Auch traten ihm die Tränen in die Augen, wenn er den Qurân hörte. Dies wurde uns durch Ibn Mas'ûd überliefert, der sagte: "Der Prophet sagte mir: «Lies mir vor!» Ich fragte ihn verwundert: «O Gesandter Allâhs, soll ich dir vortragen, wo er doch dir offenbart wurde?» Da sagte der Prophet : «Ja.» So trug ich ihm die Sûra An-Nisâ vor, und als ich den Vers: "Und wie, wenn Wir aus jedem Volk einen Zeugen herbeibringen und dich als Zeugen gegen diese herbeibringen?" (Sûra 4:41), erreichte, sagte er mir: «Dies genügt dir.» Ich wandte mich zu ihm um und sah wie seine Augen tränten." (Al-Buchârî)
Der Prophet weinte, weil er aus dem Schicksal des Menschen nach deren Tod Lehren zog. Von Al-Barâ ibn Âzib wurde überliefert, dass er sagte: "Wir waren einmal mit dem Propheten auf einer Beerdigung. Er setzte sich auf die Kante des Grabes und weinte, bis der Boden nass wurde. Als dann sagte er uns: «O meine Brüder! Für (genau) dieses sollt ihr euch vorbereiten.»" (Ibn Mâdscha)

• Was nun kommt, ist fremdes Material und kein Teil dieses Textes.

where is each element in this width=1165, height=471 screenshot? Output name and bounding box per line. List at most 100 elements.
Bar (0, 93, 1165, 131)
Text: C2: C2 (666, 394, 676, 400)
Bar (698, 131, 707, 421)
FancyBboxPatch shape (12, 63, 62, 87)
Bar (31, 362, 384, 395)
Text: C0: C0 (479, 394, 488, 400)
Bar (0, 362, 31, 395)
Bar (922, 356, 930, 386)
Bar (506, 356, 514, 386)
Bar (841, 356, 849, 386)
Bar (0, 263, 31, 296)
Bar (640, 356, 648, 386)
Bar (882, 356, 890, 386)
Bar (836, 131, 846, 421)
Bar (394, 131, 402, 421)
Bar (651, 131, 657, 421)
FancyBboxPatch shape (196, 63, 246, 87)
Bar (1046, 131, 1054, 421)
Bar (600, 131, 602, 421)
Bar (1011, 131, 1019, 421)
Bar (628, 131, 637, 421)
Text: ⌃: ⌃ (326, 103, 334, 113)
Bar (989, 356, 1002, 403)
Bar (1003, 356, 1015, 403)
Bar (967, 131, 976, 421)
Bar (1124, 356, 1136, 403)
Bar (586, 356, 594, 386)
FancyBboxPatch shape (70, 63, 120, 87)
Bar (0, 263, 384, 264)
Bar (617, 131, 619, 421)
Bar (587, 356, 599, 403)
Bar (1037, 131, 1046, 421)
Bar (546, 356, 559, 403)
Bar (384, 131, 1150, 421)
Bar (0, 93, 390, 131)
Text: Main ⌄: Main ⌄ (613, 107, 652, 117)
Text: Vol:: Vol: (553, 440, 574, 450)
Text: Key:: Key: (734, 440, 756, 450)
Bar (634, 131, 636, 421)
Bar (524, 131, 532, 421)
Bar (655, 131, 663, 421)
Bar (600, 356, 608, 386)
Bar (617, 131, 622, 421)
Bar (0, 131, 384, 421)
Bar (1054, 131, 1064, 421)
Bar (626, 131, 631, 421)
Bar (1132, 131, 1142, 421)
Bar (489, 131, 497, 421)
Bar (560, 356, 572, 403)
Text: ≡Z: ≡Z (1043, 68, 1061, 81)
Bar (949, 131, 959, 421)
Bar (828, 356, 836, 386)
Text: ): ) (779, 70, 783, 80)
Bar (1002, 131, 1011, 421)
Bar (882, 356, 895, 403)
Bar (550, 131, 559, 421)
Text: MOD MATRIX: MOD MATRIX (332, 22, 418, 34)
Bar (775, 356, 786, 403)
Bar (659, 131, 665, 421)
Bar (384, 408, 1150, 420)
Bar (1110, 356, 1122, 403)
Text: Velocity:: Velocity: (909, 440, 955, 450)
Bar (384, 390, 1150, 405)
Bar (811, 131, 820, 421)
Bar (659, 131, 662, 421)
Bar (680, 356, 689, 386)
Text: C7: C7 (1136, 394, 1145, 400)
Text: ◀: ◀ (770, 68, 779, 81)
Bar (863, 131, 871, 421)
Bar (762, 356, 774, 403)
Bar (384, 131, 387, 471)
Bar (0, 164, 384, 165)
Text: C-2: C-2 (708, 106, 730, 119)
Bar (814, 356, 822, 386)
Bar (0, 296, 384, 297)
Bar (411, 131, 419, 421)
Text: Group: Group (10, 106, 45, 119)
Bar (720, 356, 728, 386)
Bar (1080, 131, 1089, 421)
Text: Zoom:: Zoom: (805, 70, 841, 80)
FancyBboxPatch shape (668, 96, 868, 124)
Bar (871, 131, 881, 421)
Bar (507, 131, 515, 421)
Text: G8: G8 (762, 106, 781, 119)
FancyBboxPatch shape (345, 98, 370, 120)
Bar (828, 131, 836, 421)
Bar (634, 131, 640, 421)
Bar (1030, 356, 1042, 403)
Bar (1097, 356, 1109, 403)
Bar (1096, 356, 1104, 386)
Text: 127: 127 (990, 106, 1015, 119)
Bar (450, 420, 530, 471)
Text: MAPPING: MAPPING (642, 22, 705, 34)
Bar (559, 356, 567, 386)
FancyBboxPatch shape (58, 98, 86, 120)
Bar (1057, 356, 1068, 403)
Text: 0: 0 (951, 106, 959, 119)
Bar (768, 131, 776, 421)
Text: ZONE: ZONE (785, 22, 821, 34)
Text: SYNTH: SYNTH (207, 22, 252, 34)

Sein Weinen war so gefühlvoll, da er die Schrecken des Grabes kannte. In einer ähnlichen Situation sagte er deshalb: "Wenn ihr wüsstet, was ich weiß, dann würdet ihr wenig lachen und viel weinen." (Buchârî und Muslim)
Auch aus Mitleid mit seiner Umma sowie aus Furcht um sie vor der Strafe Allâhs weinte der Prophet , wie es der Fall war, als er die Âya rezitierte: "Wenn Du sie bestrafst, sind sie Deine Diener, und wenn Du ihnen verzeihst, bist Du wahrlich der Allmächtige, der Allweise." (Sûra 5:118)
Er hob seine Hände und rief: "O Allâh! Meine Umma, meine Umma!", und brach in Tränen aus.
In der Schlacht von Badr weinte er aus Angst davor, dass diese Begegnung den Muslimen ein Ende bereiten könnte, falls sie von deren Gegnern besiegt würden. So berichtete Alî ibn Abû Tâlib : "Du sahst uns wahrlich alle schlafen, außer den Propheten , der unter einem Baum bis zum Morgen betete und weinte." (Ahmad)
Auch weinte er in dieser Schlacht, da ihm Allâh den milden Vorwurf erteilte: "Einem Propheten geziemt es nicht, Gefangene zu (be-)halten, sofern er nicht heftig auf dieser Erde gekämpft hat. Ihr wollt die Güter dieser Welt, Allâh aber will (für euch) das Jenseits. Und Allâh ist Erhaben, Allweise." (Sûra 8:67), da er von den Gefangenen das Lösegeld annahm. Er weinte so sehr, dass sich Umar um ihn sorgte.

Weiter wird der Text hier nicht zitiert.